Assessing the potential of scaling innovations requires criteria for evaluation that allows the useful recognition of “failures.” It is the nature of some experiments to fail. Acknowledging and sharing results from failures may help others avoid wasting time and resources.


Illustrative Challenges

Innovation is difficult to track and may not be recognized for some time after it occurs. Even useful innovations aren’t necessarily recognized and used by those who stand to benefit from them. Adoption of new communications approaches is varying widely within disciplines and even within sub-disciplines. Scholars want the fastest possible access to new approaches and technologies, but don’t want to waste time on things that don’t work. Publishers are often uncomfortable with taking the risks inevitably associated with innovation. Libraries attempt to deal with the full range of domain change in scholarly communication and struggle to act as change agents to accelerate the spread of useful developments.

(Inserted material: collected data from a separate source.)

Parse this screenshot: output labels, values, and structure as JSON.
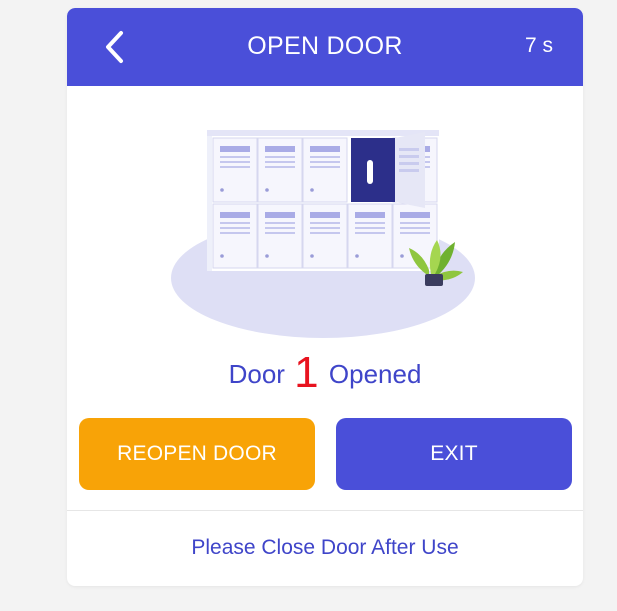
{
  "header": {
    "back_icon": "chevron-left-icon",
    "title": "OPEN DOOR",
    "timer": "7 s",
    "color": "#4a4fd9"
  },
  "illustration": {
    "icon": "locker-illustration",
    "plant_icon": "potted-plant-icon"
  },
  "status": {
    "prefix": "Door",
    "door_number": "1",
    "suffix": "Opened",
    "text_color": "#3f45c9",
    "number_color": "#e8131f"
  },
  "buttons": {
    "reopen_label": "REOPEN DOOR",
    "reopen_color": "#f8a307",
    "exit_label": "EXIT",
    "exit_color": "#4a4fd9"
  },
  "footer": {
    "message": "Please Close Door After Use"
  }
}
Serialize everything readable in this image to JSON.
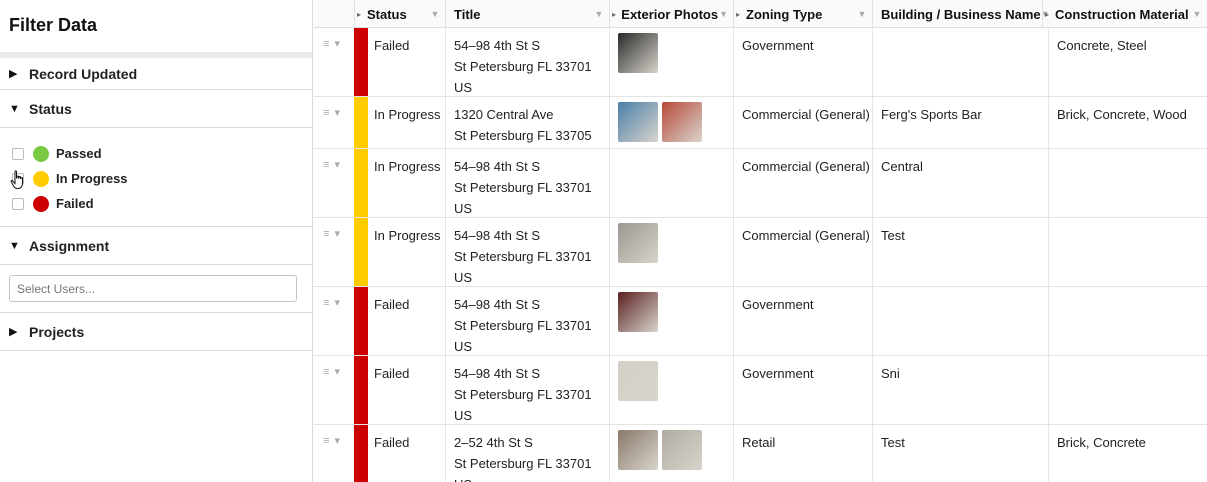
{
  "sidebar": {
    "title": "Filter Data",
    "sections": {
      "record_updated": "Record Updated",
      "status": "Status",
      "assignment": "Assignment",
      "projects": "Projects"
    },
    "status_options": [
      {
        "label": "Passed",
        "color": "#7ac943"
      },
      {
        "label": "In Progress",
        "color": "#ffcc00"
      },
      {
        "label": "Failed",
        "color": "#cc0000"
      }
    ],
    "assignment_placeholder": "Select Users..."
  },
  "table": {
    "columns": {
      "status": "Status",
      "title": "Title",
      "exterior_photos": "Exterior Photos",
      "zoning_type": "Zoning Type",
      "business_name": "Building / Business Name",
      "construction_material": "Construction Material"
    },
    "rows": [
      {
        "status": "Failed",
        "status_color": "#cc0000",
        "title": [
          "54–98 4th St S",
          "St Petersburg FL 33701",
          "US"
        ],
        "photos": [
          "#2a2a2a"
        ],
        "zoning": "Government",
        "name": "",
        "material": "Concrete, Steel"
      },
      {
        "status": "In Progress",
        "status_color": "#ffcc00",
        "title": [
          "1320 Central Ave",
          "St Petersburg FL 33705"
        ],
        "photos": [
          "#4a7fa8",
          "#b84a3a"
        ],
        "zoning": "Commercial (General)",
        "name": "Ferg's Sports Bar",
        "material": "Brick, Concrete, Wood"
      },
      {
        "status": "In Progress",
        "status_color": "#ffcc00",
        "title": [
          "54–98 4th St S",
          "St Petersburg FL 33701",
          "US"
        ],
        "photos": [],
        "zoning": "Commercial (General)",
        "name": "Central",
        "material": ""
      },
      {
        "status": "In Progress",
        "status_color": "#ffcc00",
        "title": [
          "54–98 4th St S",
          "St Petersburg FL 33701",
          "US"
        ],
        "photos": [
          "#9a9890"
        ],
        "zoning": "Commercial (General)",
        "name": "Test",
        "material": ""
      },
      {
        "status": "Failed",
        "status_color": "#cc0000",
        "title": [
          "54–98 4th St S",
          "St Petersburg FL 33701",
          "US"
        ],
        "photos": [
          "#5a2020"
        ],
        "zoning": "Government",
        "name": "",
        "material": ""
      },
      {
        "status": "Failed",
        "status_color": "#cc0000",
        "title": [
          "54–98 4th St S",
          "St Petersburg FL 33701",
          "US"
        ],
        "photos": [
          "#d4d0c8"
        ],
        "zoning": "Government",
        "name": "Sni",
        "material": ""
      },
      {
        "status": "Failed",
        "status_color": "#cc0000",
        "title": [
          "2–52 4th St S",
          "St Petersburg FL 33701",
          "US"
        ],
        "photos": [
          "#8a7a6a",
          "#b0aca4"
        ],
        "zoning": "Retail",
        "name": "Test",
        "material": "Brick, Concrete"
      }
    ]
  }
}
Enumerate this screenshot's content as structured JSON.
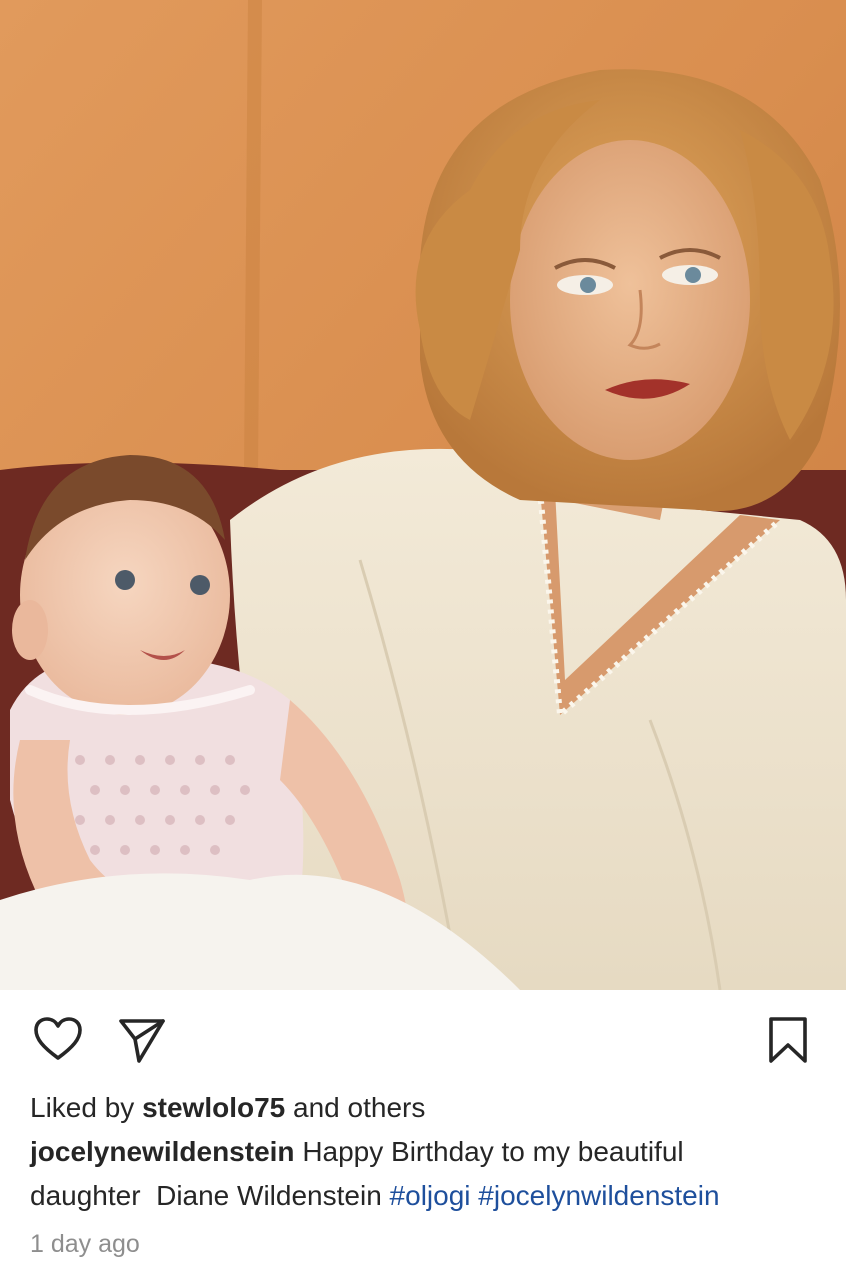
{
  "post": {
    "photo": {
      "alt_icon": "photo-image",
      "colors": {
        "wall": "#d98e4f",
        "hair": "#c98a44",
        "garment": "#efe6d4",
        "skin": "#e7b48d",
        "lips": "#a3322a",
        "sofa": "#6e2a22"
      }
    },
    "actions": {
      "like_icon": "heart-outline-icon",
      "share_icon": "paper-plane-icon",
      "save_icon": "bookmark-outline-icon"
    },
    "likes": {
      "prefix": "Liked by",
      "user": "stewlolo75",
      "suffix": "and others"
    },
    "caption": {
      "author": "jocelynewildenstein",
      "text_line1": "Happy Birthday to my beautiful",
      "text_line2": "daughter  Diane Wildenstein",
      "hashtags": [
        "#oljogi",
        "#jocelynwildenstein"
      ]
    },
    "timestamp": "1 day ago",
    "colors": {
      "text": "#262626",
      "hashtag": "#1e4f9c",
      "muted": "#8e8e8e"
    }
  }
}
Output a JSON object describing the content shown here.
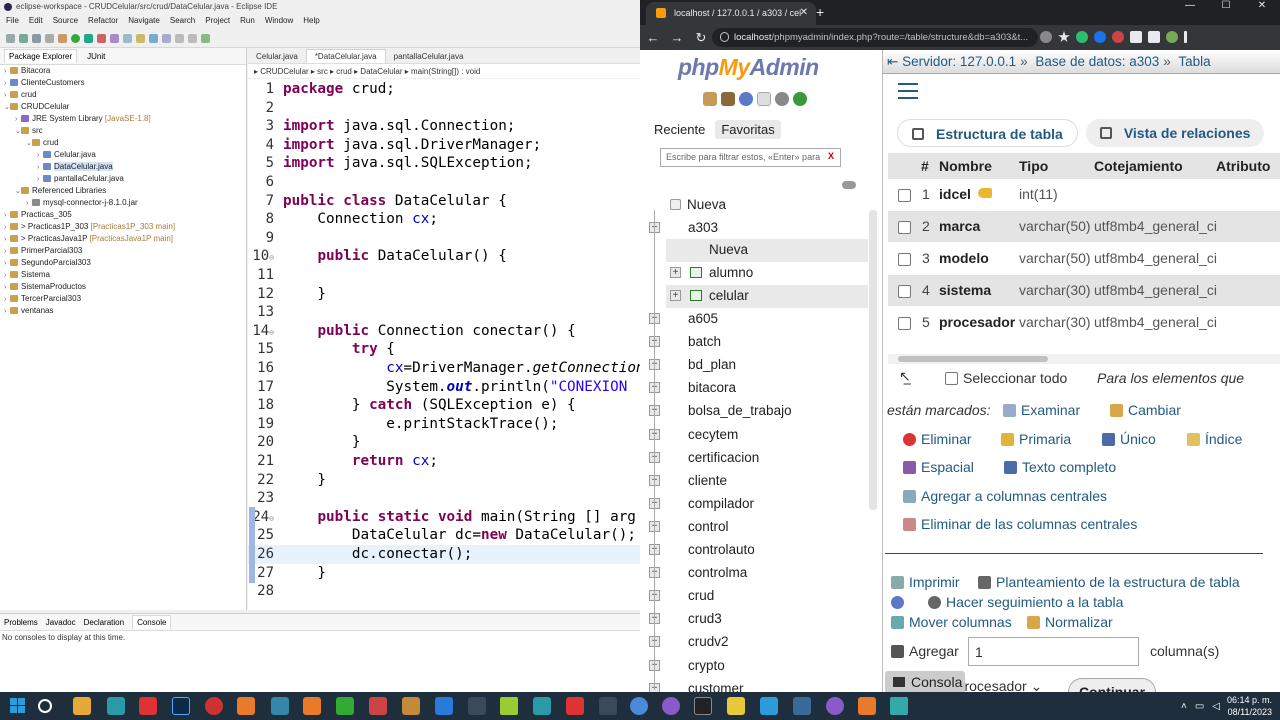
{
  "eclipse": {
    "title": "eclipse-workspace - CRUDCelular/src/crud/DataCelular.java - Eclipse IDE",
    "menu": [
      "File",
      "Edit",
      "Source",
      "Refactor",
      "Navigate",
      "Search",
      "Project",
      "Run",
      "Window",
      "Help"
    ],
    "pkg_tabs": [
      "Package Explorer",
      "JUnit"
    ],
    "tree": [
      {
        "label": "Bitacora",
        "indent": 0,
        "tw": ">"
      },
      {
        "label": "ClienteCustomers",
        "indent": 0,
        "tw": ">"
      },
      {
        "label": "crud",
        "indent": 0,
        "tw": ">"
      },
      {
        "label": "CRUDCelular",
        "indent": 0,
        "tw": "v"
      },
      {
        "label": "JRE System Library",
        "extra": "[JavaSE-1.8]",
        "indent": 1,
        "tw": ">"
      },
      {
        "label": "src",
        "indent": 1,
        "tw": "v"
      },
      {
        "label": "crud",
        "indent": 2,
        "tw": "v"
      },
      {
        "label": "Celular.java",
        "indent": 3,
        "tw": ">"
      },
      {
        "label": "DataCelular.java",
        "indent": 3,
        "tw": ">",
        "sel": true
      },
      {
        "label": "pantallaCelular.java",
        "indent": 3,
        "tw": ">"
      },
      {
        "label": "Referenced Libraries",
        "indent": 1,
        "tw": "v"
      },
      {
        "label": "mysql-connector-j-8.1.0.jar",
        "indent": 2,
        "tw": ">"
      },
      {
        "label": "Practicas_305",
        "indent": 0,
        "tw": ">"
      },
      {
        "label": "> Practicas1P_303",
        "extra": "[Practicas1P_303 main]",
        "indent": 0,
        "tw": ">"
      },
      {
        "label": "> PracticasJava1P",
        "extra": "[PracticasJava1P main]",
        "indent": 0,
        "tw": ">"
      },
      {
        "label": "PrimerParcial303",
        "indent": 0,
        "tw": ">"
      },
      {
        "label": "SegundoParcial303",
        "indent": 0,
        "tw": ">"
      },
      {
        "label": "Sistema",
        "indent": 0,
        "tw": ">"
      },
      {
        "label": "SistemaProductos",
        "indent": 0,
        "tw": ">"
      },
      {
        "label": "TercerParcial303",
        "indent": 0,
        "tw": ">"
      },
      {
        "label": "ventanas",
        "indent": 0,
        "tw": ">"
      }
    ],
    "editor_tabs": [
      "Celular.java",
      "*DataCelular.java",
      "pantallaCelular.java"
    ],
    "breadcrumb": "▸ CRUDCelular ▸ src ▸ crud ▸ DataCelular ▸ main(String[]) : void",
    "console_tabs": [
      "Problems",
      "Javadoc",
      "Declaration",
      "Console"
    ],
    "console_msg": "No consoles to display at this time."
  },
  "browser": {
    "tab_title": "localhost / 127.0.0.1 / a303 / cel",
    "url_host": "localhost",
    "url_path": "/phpmyadmin/index.php?route=/table/structure&db=a303&t...",
    "logo_php": "php",
    "logo_my": "My",
    "logo_admin": "Admin",
    "nav_tabs": [
      "Reciente",
      "Favoritas"
    ],
    "filter_placeholder": "Escribe para filtrar estos, «Enter» para",
    "filter_clear": "X",
    "nueva_root": "Nueva",
    "db_open": "a303",
    "db_children": [
      "Nueva",
      "alumno",
      "celular"
    ],
    "databases": [
      "a605",
      "batch",
      "bd_plan",
      "bitacora",
      "bolsa_de_trabajo",
      "cecytem",
      "certificacion",
      "cliente",
      "compilador",
      "control",
      "controlauto",
      "controlma",
      "crud",
      "crud3",
      "crudv2",
      "crypto",
      "customer"
    ],
    "crumb_server": "Servidor: 127.0.0.1",
    "crumb_db": "Base de datos: a303",
    "crumb_table": "Tabla",
    "subtab_structure": "Estructura de tabla",
    "subtab_relations": "Vista de relaciones",
    "columns": [
      "#",
      "Nombre",
      "Tipo",
      "Cotejamiento",
      "Atributo"
    ],
    "rows": [
      {
        "n": "1",
        "name": "idcel",
        "type": "int(11)",
        "coll": "",
        "key": true
      },
      {
        "n": "2",
        "name": "marca",
        "type": "varchar(50)",
        "coll": "utf8mb4_general_ci"
      },
      {
        "n": "3",
        "name": "modelo",
        "type": "varchar(50)",
        "coll": "utf8mb4_general_ci"
      },
      {
        "n": "4",
        "name": "sistema",
        "type": "varchar(30)",
        "coll": "utf8mb4_general_ci"
      },
      {
        "n": "5",
        "name": "procesador",
        "type": "varchar(30)",
        "coll": "utf8mb4_general_ci"
      }
    ],
    "select_all": "Seleccionar todo",
    "for_marked": "Para los elementos que",
    "are_marked": "están marcados:",
    "actions": {
      "examinar": "Examinar",
      "cambiar": "Cambiar",
      "eliminar": "Eliminar",
      "primaria": "Primaria",
      "unico": "Único",
      "indice": "Índice",
      "espacial": "Espacial",
      "texto": "Texto completo",
      "agregar_central": "Agregar a columnas centrales",
      "eliminar_central": "Eliminar de las columnas centrales"
    },
    "imprimir": "Imprimir",
    "planteamiento": "Planteamiento de la estructura de tabla",
    "seguimiento": "Hacer seguimiento a la tabla",
    "mover": "Mover columnas",
    "normalizar": "Normalizar",
    "agregar": "Agregar",
    "agregar_val": "1",
    "columnas": "columna(s)",
    "posicion": "e procesador",
    "continuar": "Continuar",
    "consola": "Consola"
  },
  "taskbar": {
    "time": "06:14 p. m.",
    "date": "08/11/2023"
  }
}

Librarians may not be asking questions or listening to their faculty in ways that can elicit how innovation occurs and how it can be encouraged through partnerships, new services, practices, business models, and support systems. Is it possible to determine whether traditional methods and practices inhibit innovation and creative intellectual insights? What new examination of our own services can inform our ability to foster innovation?


Research Possibilities

  • Analyze the nature, pace, and drivers for innovation in scholarly communication systems by drawing from the extensive literature on innovation and cultural change.
  • Case studies characterizing successful innovations from various perspectives, such as valuing and reward systems, research acceleration, and new avenues of research and inquiry.
  • Studies surveying, documenting, and suggesting mechanisms to encourage or reward publishing in alternative channels, the creation of large datasets, scholarly software, and other new modes of scholarly activity.